Library Review: The Unofficial Harry Potter Cookbook

Cookbooks are a weird business. How can you tell when one is good? Is it because the recipes are new and innovative or because the directions actually make sense? It gets even weirder when cookbooks are inspired by works of fantasy. But that didn’t stop The Unofficial Harry Potter Cookbook from seeing print.

Long time readers of Castles and Cooks know we’ve dabbled in our own Harry Potter inspired recipes, like Pumpkin Juice and Butterbeer. So when I received this book as a gift, I was quite excited to open it up and discover what secrets it held – especially in comparison to my own recipes! Would their Butterbeer be similar to mine or a completely different take?

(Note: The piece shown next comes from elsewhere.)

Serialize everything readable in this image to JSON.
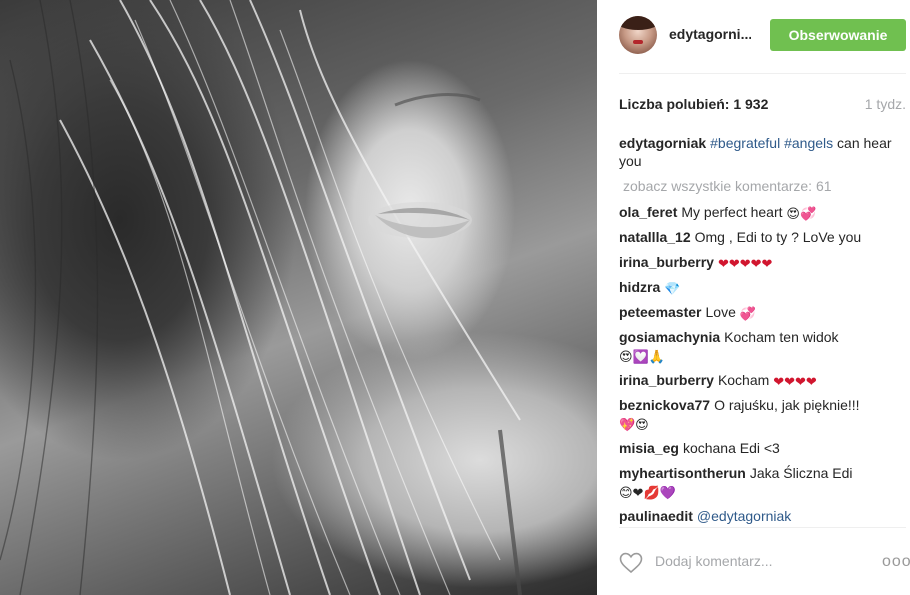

That’s when the first realization of this book sunk in: this book takes almost every mention of food from the Harry Potter series and has recipes for them. But that includes the most mundane and muggle recipes, like mashed parsnips, buttered peas and fried eggs with bacon. These aren’t the recipes I’m after – how would you cook a blast-ended skrewet? Or what about all those fantastical ice cream flavors at Florean Fortescue’s Ice Cream Parlour? Hell, one of the recipes is just crispy fried bacon. While another recipe is a gammon of bacon and another is scrambled eggs with bacon. I love bacon, but how many different times do I need to see it?

That isn’t to say the book is completely out of place though. For American fans of the books, it’s great to get more details about various classic English fare. Little side bars in the books outline some interesting concepts, like that a rasher of bacon is one piece while a gammon is two. The recipe for the Knickerbocker Glory helps explain what Dudley was devouring (an absurd amalgam of jello, ice cream and pudding) and the recipe for Petunia’s pudding that Dobby smashed sounds delicious. Even stuff like custard creams are explained (they’re sandwich cookies).

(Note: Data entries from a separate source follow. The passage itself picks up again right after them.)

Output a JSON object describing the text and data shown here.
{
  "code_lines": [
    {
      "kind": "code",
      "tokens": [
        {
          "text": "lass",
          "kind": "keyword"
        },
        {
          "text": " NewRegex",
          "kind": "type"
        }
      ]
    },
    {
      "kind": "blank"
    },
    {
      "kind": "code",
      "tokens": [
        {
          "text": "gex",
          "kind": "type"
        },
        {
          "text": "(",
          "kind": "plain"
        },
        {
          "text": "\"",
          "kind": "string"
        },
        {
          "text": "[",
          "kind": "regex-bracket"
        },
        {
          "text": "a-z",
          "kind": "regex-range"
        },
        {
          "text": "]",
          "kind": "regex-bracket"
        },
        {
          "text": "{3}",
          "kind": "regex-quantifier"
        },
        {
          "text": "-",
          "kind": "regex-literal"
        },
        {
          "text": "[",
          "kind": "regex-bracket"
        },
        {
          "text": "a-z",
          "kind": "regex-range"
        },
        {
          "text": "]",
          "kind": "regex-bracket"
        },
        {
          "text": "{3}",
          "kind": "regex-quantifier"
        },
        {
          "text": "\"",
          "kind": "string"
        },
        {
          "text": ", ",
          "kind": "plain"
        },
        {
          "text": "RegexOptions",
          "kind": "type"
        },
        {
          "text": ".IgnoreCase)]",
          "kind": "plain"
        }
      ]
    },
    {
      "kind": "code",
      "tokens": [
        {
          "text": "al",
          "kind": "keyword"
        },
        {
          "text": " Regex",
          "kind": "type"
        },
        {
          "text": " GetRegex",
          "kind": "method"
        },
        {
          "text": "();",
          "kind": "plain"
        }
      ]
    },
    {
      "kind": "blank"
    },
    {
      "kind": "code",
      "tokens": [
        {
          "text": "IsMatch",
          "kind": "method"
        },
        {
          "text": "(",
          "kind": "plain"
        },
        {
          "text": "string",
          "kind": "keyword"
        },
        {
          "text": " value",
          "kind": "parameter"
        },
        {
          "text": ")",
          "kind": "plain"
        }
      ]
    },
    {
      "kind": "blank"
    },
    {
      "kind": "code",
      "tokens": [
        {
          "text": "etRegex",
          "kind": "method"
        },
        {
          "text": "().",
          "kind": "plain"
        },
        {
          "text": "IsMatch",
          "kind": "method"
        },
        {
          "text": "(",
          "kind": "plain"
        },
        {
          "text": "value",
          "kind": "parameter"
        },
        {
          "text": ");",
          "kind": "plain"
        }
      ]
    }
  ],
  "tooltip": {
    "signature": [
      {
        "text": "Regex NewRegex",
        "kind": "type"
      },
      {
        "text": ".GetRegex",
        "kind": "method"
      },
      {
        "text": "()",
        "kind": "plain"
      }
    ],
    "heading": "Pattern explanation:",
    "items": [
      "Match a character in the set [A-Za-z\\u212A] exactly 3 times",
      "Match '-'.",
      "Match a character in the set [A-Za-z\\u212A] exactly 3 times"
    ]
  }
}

But with these great recipes comes a cost: this book has no images. The pages are a beautiful parchment style with a deep maroon ink, but none of the recipes come with photos or reference line drawings. For some of the more elaborate recipes, an indicator of the intended outcome would be greatly appreciated.

In a lot of ways, this book is a great walkthrough of the more day to day English recipes. Reading about fried tomatoes, steak and kidney pudding or a variety of British pies is a nice change of pace. There are a handful of recipes that are great too, like pumpkin juice and a variety of treats from Honeydukes like fizzy sherbet pouches, sugar mice and coconut ice.

These recipes though still don’t make up for the fact that there are some major omissions for Harry Potter fans. Butterbeer is completely absent from the book (along with Fire Whiskey, but I understand that one). Other recipes feel like a stretch like Kreacher’s French Onion Soup or the recipe for banana fritters which was used as a password to get into Gryffindor Tower once in The Goblet of Fire.

At the end, this book leaves me feeling a bit disappointed. The recipes are all clear, concise and well written which is always a plus, but the variety of them seems to be reaching. This isn’t a cookbook about the Wizarding World, this is a cookbook about all the food items that showed up in the Harry Potter series. As a companion book, it gives some great insight but for Harry Potter fans, there just isn’t enough.

Maybe it is a victim of simply being an unofficial cookbook, so the author couldn’t get permission to replicate some recipes but without those recipes, this book just feels like a Dementor got to it before I did. There’s just no soul in it and that’s a real shame.